In October last, the two sides firmed up a disengagement pact for Depsang and Demchok, the last two friction points in eastern Ladakh.
Days after the agreement was finalised, Prime Minister Narendra Modi and Chinese President Xi Jinping held talks in Kazan and took a number of decisions to improve the ties.
Jaishankar suggested that issues on the border remained to some extent because of the force build up over a period of years. “But there were many other things which also happened during this period some of it was a collateral of the situation; some of it was actually a carryover from the Covid era. For example, our direct flights stopped during Covid, they were not resumed,” he said.
“The Kailash Mansarovar Yatra stopped during Covid. It did not again resume. I think there is work to be done. We are at it,” he said.
“We are sort of trying to see whether lot of this post-Covid and parallel to the border tension, the combination of these issues -- how much we can progress on this,” Jaishankar added. He said both sides are looking into these issues.
“We are looking at it because at the end of the day we have always maintained that the situation, which we saw between 2020 and 2024, was not in the interest of either country,” he said. “It was not in the interest of our relationship. And I think there is a recognition of that now,” he added.
Last month, India and China explored ways to rebuild ties and agreed to initiate efforts to promote people-to-people exchanges, including arrangements for resumption of direct flights and resume Kailash Manasarovar Yatra this year.

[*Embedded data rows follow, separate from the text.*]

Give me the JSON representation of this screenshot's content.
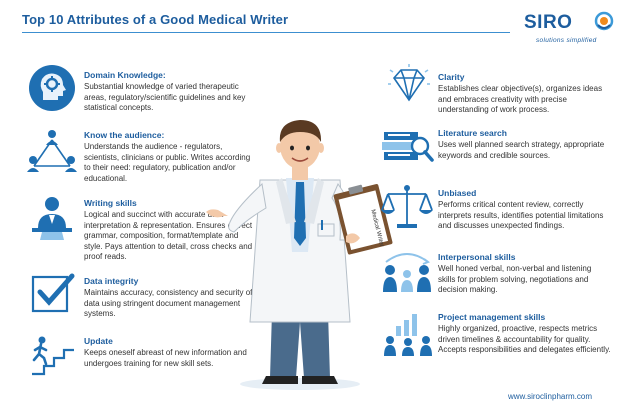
{
  "title": "Top 10 Attributes of a Good Medical Writer",
  "logo": {
    "name": "SIRO",
    "tagline": "solutions simplified"
  },
  "attributes_left": [
    {
      "title": "Domain Knowledge:",
      "text": "Substantial knowledge of varied therapeutic areas, regulatory/scientific guidelines and key statistical concepts.",
      "icon": "gear-head-icon"
    },
    {
      "title": "Know the audience:",
      "text": "Understands the audience - regulators, scientists, clinicians or public. Writes according to their need: regulatory, publication and/or educational.",
      "icon": "audience-network-icon"
    },
    {
      "title": "Writing skills",
      "text": "Logical and succinct with accurate data interpretation & representation. Ensures correct grammar, composition, format/template and style. Pays attention to detail, cross checks and proof reads.",
      "icon": "writer-icon"
    },
    {
      "title": "Data integrity",
      "text": "Maintains accuracy, consistency and security of data using stringent document management systems.",
      "icon": "checkmark-icon"
    },
    {
      "title": "Update",
      "text": "Keeps oneself abreast of new information and undergoes training for new skill sets.",
      "icon": "stairs-climb-icon"
    }
  ],
  "attributes_right": [
    {
      "title": "Clarity",
      "text": "Establishes clear objective(s), organizes ideas and embraces creativity with precise understanding of work process.",
      "icon": "diamond-icon"
    },
    {
      "title": "Literature search",
      "text": "Uses well planned search strategy, appropriate keywords and credible sources.",
      "icon": "books-search-icon"
    },
    {
      "title": "Unbiased",
      "text": "Performs critical content review, correctly interprets results, identifies potential limitations and discusses unexpected findings.",
      "icon": "balance-scale-icon"
    },
    {
      "title": "Interpersonal skills",
      "text": "Well honed verbal, non-verbal and listening skills for problem solving, negotiations and decision making.",
      "icon": "people-communication-icon"
    },
    {
      "title": "Project management skills",
      "text": "Highly organized, proactive, respects metrics driven timelines & accountability for quality. Accepts responsibilities and delegates efficiently.",
      "icon": "team-chart-icon"
    }
  ],
  "clipboard_label": "Medical Writer",
  "website": "www.siroclinpharm.com",
  "colors": {
    "brand_blue": "#1d5d9e",
    "icon_blue": "#1f6fb2",
    "light_blue": "#8ec3ea"
  }
}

Raised concerns of radicalisation in Bangladesh: Jaishankar on PM Modi’s meeting with Yunus
India conveyed its concerns over attacks on minorities and radicalisation in Bangladesh at the meeting between Prime Minister Modi and head of the neighbouring country’s interim government Muhammad Yunus last week, Jaishankar said.
He also underscored India’s push for holding fresh polls in Bangladesh, saying elections are essential to democracies, and asserted that “no country wishes Bangladesh well more than us”.

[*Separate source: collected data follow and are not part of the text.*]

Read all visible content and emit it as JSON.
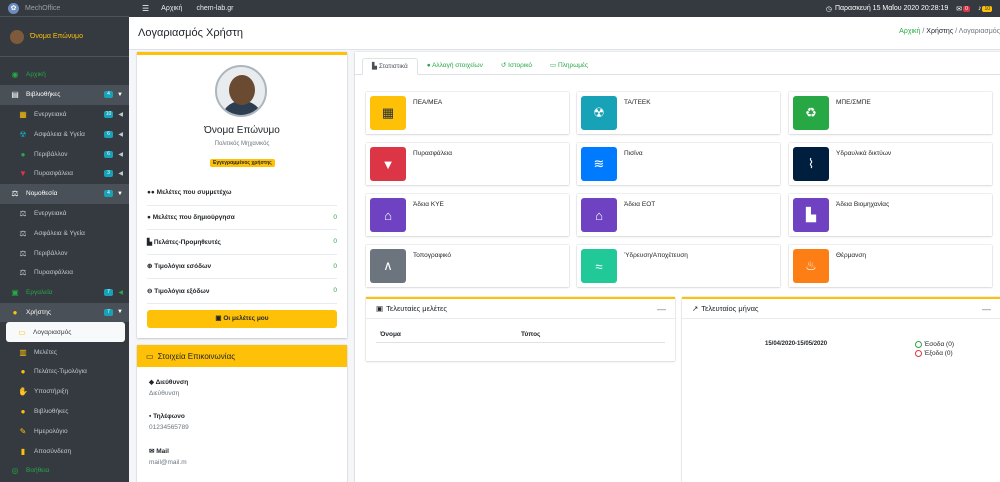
{
  "brand": {
    "name": "MechOffice"
  },
  "user_panel": {
    "name": "Όνομα Επώνυμο"
  },
  "sidebar": {
    "items": [
      {
        "label": "Αρχική",
        "icon": "dashboard-icon"
      },
      {
        "label": "Βιβλιοθήκες",
        "badge": "4"
      },
      {
        "label": "Ενεργειακά",
        "badge": "10"
      },
      {
        "label": "Ασφάλεια & Υγεία",
        "badge": "6"
      },
      {
        "label": "Περιβάλλον",
        "badge": "6"
      },
      {
        "label": "Πυρασφάλεια",
        "badge": "3"
      },
      {
        "label": "Νομοθεσία",
        "badge": "4"
      },
      {
        "label": "Ενεργειακά"
      },
      {
        "label": "Ασφάλεια & Υγεία"
      },
      {
        "label": "Περιβάλλον"
      },
      {
        "label": "Πυρασφάλεια"
      },
      {
        "label": "Εργαλεία",
        "badge": "7"
      },
      {
        "label": "Χρήστης",
        "badge": "7"
      },
      {
        "label": "Λογαριασμός"
      },
      {
        "label": "Μελέτες"
      },
      {
        "label": "Πελάτες-Τιμολόγια"
      },
      {
        "label": "Υποστήριξη"
      },
      {
        "label": "Βιβλιοθήκες"
      },
      {
        "label": "Ημερολόγιο"
      },
      {
        "label": "Αποσύνδεση"
      },
      {
        "label": "Βοήθεια"
      }
    ]
  },
  "topbar": {
    "link_home": "Αρχική",
    "link_site": "chem-lab.gr",
    "clock": "Παρασκευή 15 Μαΐου 2020 20:28:19",
    "messages_badge": "0",
    "notifications_badge": "10"
  },
  "header": {
    "title": "Λογαριασμός Χρήστη",
    "breadcrumb": [
      "Αρχική",
      "Χρήστης",
      "Λογαριασμός"
    ]
  },
  "profile": {
    "name": "Όνομα Επώνυμο",
    "title": "Πολιτικός Μηχανικός",
    "role": "Εγγεγραμμένος χρήστης",
    "stats": [
      {
        "label": "Μελέτες που συμμετέχω",
        "value": ""
      },
      {
        "label": "Μελέτες που δημιούργησα",
        "value": "0"
      },
      {
        "label": "Πελάτες-Προμηθευτές",
        "value": "0"
      },
      {
        "label": "Τιμολόγια εσόδων",
        "value": "0"
      },
      {
        "label": "Τιμολόγια εξόδων",
        "value": "0"
      }
    ],
    "button": "Οι μελέτες μου"
  },
  "contact": {
    "title": "Στοιχεία Επικοινωνίας",
    "fields": [
      {
        "label": "Διεύθυνση",
        "value": "Διεύθυνση"
      },
      {
        "label": "Τηλέφωνο",
        "value": "01234565789"
      },
      {
        "label": "Mail",
        "value": "mail@mail.m"
      }
    ]
  },
  "tabs": [
    {
      "label": "Στατιστικά"
    },
    {
      "label": "Αλλαγή στοιχείων"
    },
    {
      "label": "Ιστορικό"
    },
    {
      "label": "Πληρωμές"
    }
  ],
  "tiles": [
    {
      "label": "ΠΕΑ/ΜΕΑ",
      "color": "#ffc107",
      "icon": "solar-panel-icon"
    },
    {
      "label": "ΤΑ/ΤΕΕΚ",
      "color": "#17a2b8",
      "icon": "radiation-icon"
    },
    {
      "label": "ΜΠΕ/ΣΜΠΕ",
      "color": "#28a745",
      "icon": "recycle-icon"
    },
    {
      "label": "Πυρασφάλεια",
      "color": "#dc3545",
      "icon": "fire-extinguisher-icon"
    },
    {
      "label": "Πισίνα",
      "color": "#007bff",
      "icon": "swimmer-icon"
    },
    {
      "label": "Υδραυλικά δικτύων",
      "color": "#001f3f",
      "icon": "pipe-network-icon"
    },
    {
      "label": "Άδεια ΚΥΕ",
      "color": "#6f42c1",
      "icon": "store-icon"
    },
    {
      "label": "Άδεια ΕΟΤ",
      "color": "#6f42c1",
      "icon": "store-icon"
    },
    {
      "label": "Άδεια Βιομηχανίας",
      "color": "#6f42c1",
      "icon": "industry-icon"
    },
    {
      "label": "Τοπογραφικό",
      "color": "#6c757d",
      "icon": "drafting-compass-icon"
    },
    {
      "label": "Ύδρευση/Αποχέτευση",
      "color": "#20c997",
      "icon": "water-icon"
    },
    {
      "label": "Θέρμανση",
      "color": "#fd7e14",
      "icon": "flame-icon"
    }
  ],
  "recent_studies": {
    "title": "Τελευταίες μελέτες",
    "columns": [
      "Όνομα",
      "Τύπος"
    ]
  },
  "last_month": {
    "title": "Τελευταίος μήνας",
    "range": "15/04/2020-15/05/2020",
    "legend": [
      {
        "label": "Έσοδα (0)",
        "color": "#28a745"
      },
      {
        "label": "Έξοδα (0)",
        "color": "#dc3545"
      }
    ]
  }
}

”I think the main messages from our side which came out at the meeting -- one that our relationship with Bangladesh for historical reasons is a very unique relationship. It’s very fundamentally a people-to-people connect,” Jaishankar said.

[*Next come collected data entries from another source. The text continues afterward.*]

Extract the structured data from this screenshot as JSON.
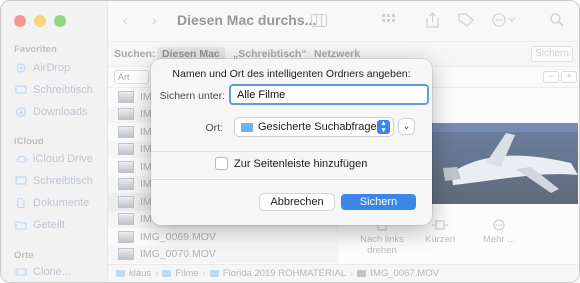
{
  "window": {
    "title": "Diesen Mac durchs...",
    "colors": {
      "close": "#f25e57",
      "minimize": "#f6bd3b",
      "zoom": "#57c23c",
      "accent": "#3c86e9"
    }
  },
  "sidebar": {
    "sections": [
      {
        "title": "Favoriten",
        "items": [
          {
            "label": "AirDrop",
            "icon": "airdrop-icon"
          },
          {
            "label": "Schreibtisch",
            "icon": "desktop-icon"
          },
          {
            "label": "Downloads",
            "icon": "downloads-icon"
          }
        ]
      },
      {
        "title": "iCloud",
        "items": [
          {
            "label": "iCloud Drive",
            "icon": "cloud-icon"
          },
          {
            "label": "Schreibtisch",
            "icon": "desktop-icon"
          },
          {
            "label": "Dokumente",
            "icon": "document-icon"
          },
          {
            "label": "Geteilt",
            "icon": "shared-folder-icon"
          }
        ]
      },
      {
        "title": "Orte",
        "items": [
          {
            "label": "Clone...",
            "icon": "disk-icon"
          }
        ]
      }
    ]
  },
  "searchbar": {
    "label": "Suchen:",
    "scopes": [
      "Diesen Mac",
      "„Schreibtisch“",
      "Netzwerk"
    ],
    "save": "Sichern"
  },
  "filter": {
    "attribute": "Art"
  },
  "files": [
    {
      "name": "IMG"
    },
    {
      "name": "IMG"
    },
    {
      "name": "IMG"
    },
    {
      "name": "IMG"
    },
    {
      "name": "IMG"
    },
    {
      "name": "IMG"
    },
    {
      "name": "IMG"
    },
    {
      "name": "IMG"
    },
    {
      "name": "IMG_0069.MOV"
    },
    {
      "name": "IMG_0070.MOV"
    }
  ],
  "quick_actions": [
    {
      "label": "Nach links drehen",
      "icon": "rotate-left-icon"
    },
    {
      "label": "Kürzen",
      "icon": "trim-icon"
    },
    {
      "label": "Mehr ...",
      "icon": "more-icon"
    }
  ],
  "pathbar": [
    "klaus",
    "Filme",
    "Florida 2019 ROHMATERIAL",
    "IMG_0067.MOV"
  ],
  "dialog": {
    "title": "Namen und Ort des intelligenten Ordners angeben:",
    "name_label": "Sichern unter:",
    "name_value": "Alle Filme",
    "where_label": "Ort:",
    "where_value": "Gesicherte Suchabfragen",
    "checkbox_label": "Zur Seitenleiste hinzufügen",
    "checkbox_checked": false,
    "cancel": "Abbrechen",
    "ok": "Sichern"
  }
}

“No country wishes Bangladesh well more than us; that’s almost in our DNA. As a well-wisher, as a friend, I think we hope they go the right way and do the right things,” he said.
Jaishankar said the Indian side was very open in sharing its concerns over the current situation in Bangladesh.
“We have concerns about radicalising tendencies. We have concerns about the attacks on minorities. I think we were very open about sharing those concerns,” he said responding to a question on what PM Modi conveyed to Yunus.